The Securities and Exchange Board of India (Sebi) and the Ministry of corporate affairs have been working to weed out several shell companies that emerged following the government’s demonetisation move. One of the initiatives that is being considered is the dematerialisation of shares of public companies that aren’t listed.
Experts suggest this will essentially bring in more transparency in the functioning of these companies, as these companies may now have to issue electronic stocks in much the same format as listed companies do.
Sumit Agrawal, Suvan Law Advisors, is of the opinion that the move will bring down the number of frauds relating to dividend payouts and equity shares. He says, “There have been number of cases where the holder is one (person) and the dividend is taken by another person. This will stop, as some identification will be possible.” He adds that this will make it easier for the government to keep an eye on suspect companies and initiate an investigation, if need be.
The state will also benefit by way of tax collections as it will not be possible to evade payment of capital gains tax through benami holdings.

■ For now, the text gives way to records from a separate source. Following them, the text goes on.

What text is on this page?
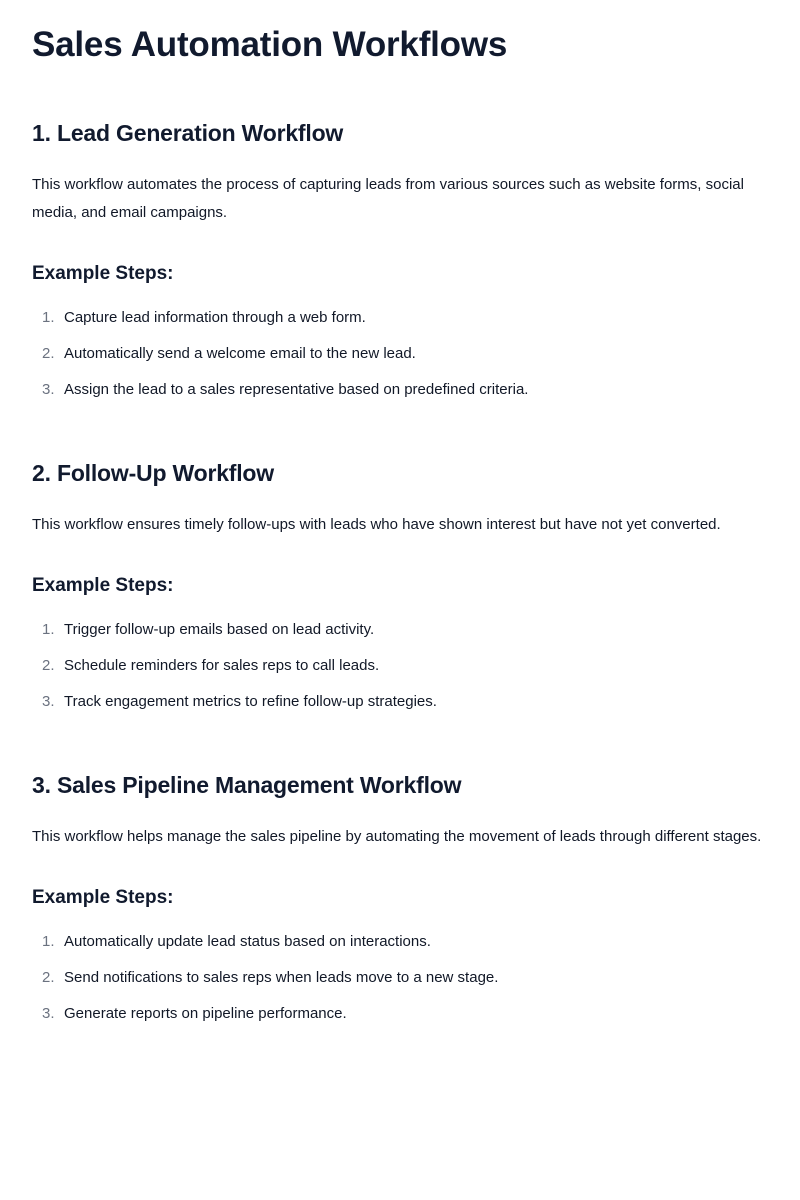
Sales Automation Workflows
1. Lead Generation Workflow

This workflow automates the process of capturing leads from various sources such as website forms, social media, and email campaigns.

Example Steps:
1. Capture lead information through a web form.
2. Automatically send a welcome email to the new lead.
3. Assign the lead to a sales representative based on predefined criteria.
2. Follow-Up Workflow

This workflow ensures timely follow-ups with leads who have shown interest but have not yet converted.

Example Steps:
1. Trigger follow-up emails based on lead activity.
2. Schedule reminders for sales reps to call leads.
3. Track engagement metrics to refine follow-up strategies.
3. Sales Pipeline Management Workflow

This workflow helps manage the sales pipeline by automating the movement of leads through different stages.

Example Steps:
1. Automatically update lead status based on interactions.
2. Send notifications to sales reps when leads move to a new stage.
3. Generate reports on pipeline performance.
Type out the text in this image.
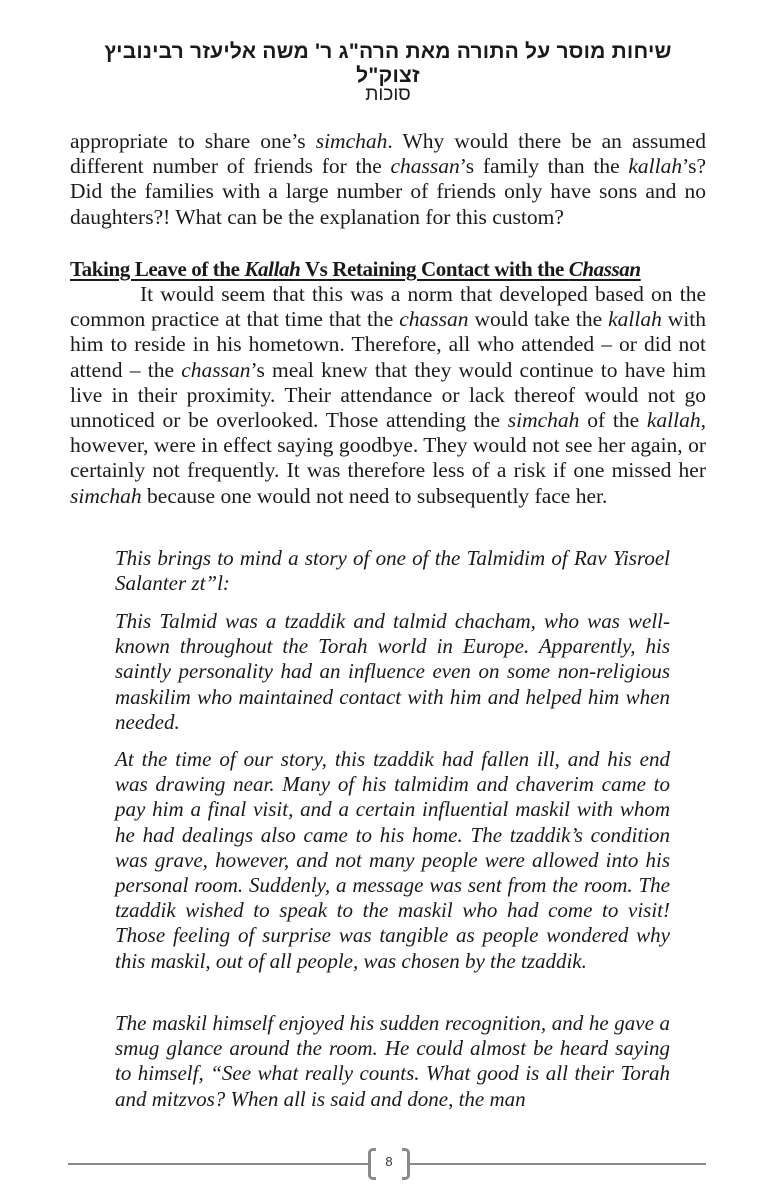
שיחות מוסר על התורה מאת הרה"ג ר' משה אליעזר רבינוביץ זצוק"ל
סוכות

appropriate to share one’s simchah. Why would there be an assumed different number of friends for the chassan’s family than the kallah’s? Did the families with a large number of friends only have sons and no daughters?! What can be the explanation for this custom?

Taking Leave of the Kallah Vs Retaining Contact with the Chassan

It would seem that this was a norm that developed based on the common practice at that time that the chassan would take the kallah with him to reside in his hometown. Therefore, all who attended – or did not attend – the chassan’s meal knew that they would continue to have him live in their proximity. Their attendance or lack thereof would not go unnoticed or be overlooked. Those attending the simchah of the kallah, however, were in effect saying goodbye. They would not see her again, or certainly not frequently. It was therefore less of a risk if one missed her simchah because one would not need to subsequently face her.

This brings to mind a story of one of the Talmidim of Rav Yisroel Salanter zt”l:

This Talmid was a tzaddik and talmid chacham, who was well-known throughout the Torah world in Europe. Apparently, his saintly personality had an influence even on some non-religious maskilim who maintained contact with him and helped him when needed.

At the time of our story, this tzaddik had fallen ill, and his end was drawing near. Many of his talmidim and chaverim came to pay him a final visit, and a certain influential maskil with whom he had dealings also came to his home. The tzaddik’s condition was grave, however, and not many people were allowed into his personal room. Suddenly, a message was sent from the room. The tzaddik wished to speak to the maskil who had come to visit! Those feeling of surprise was tangible as people wondered why this maskil, out of all people, was chosen by the tzaddik.

The maskil himself enjoyed his sudden recognition, and he gave a smug glance around the room. He could almost be heard saying to himself, “See what really counts. What good is all their Torah and mitzvos? When all is said and done, the man

8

As on July 31, 2017, there were 67,884 public companies of which 66,601 were privately owned, while the rest are government-owned unlisted public companies. There were more than 63,500 public companies in 2015-16, of which 56,000 were unlisted. Out of these, 55,000 are privately owned while 1,000 were government-owned enterprises. As far as private companies are concerned, around 6,000 are registered with the Registrar of Companies (RoC).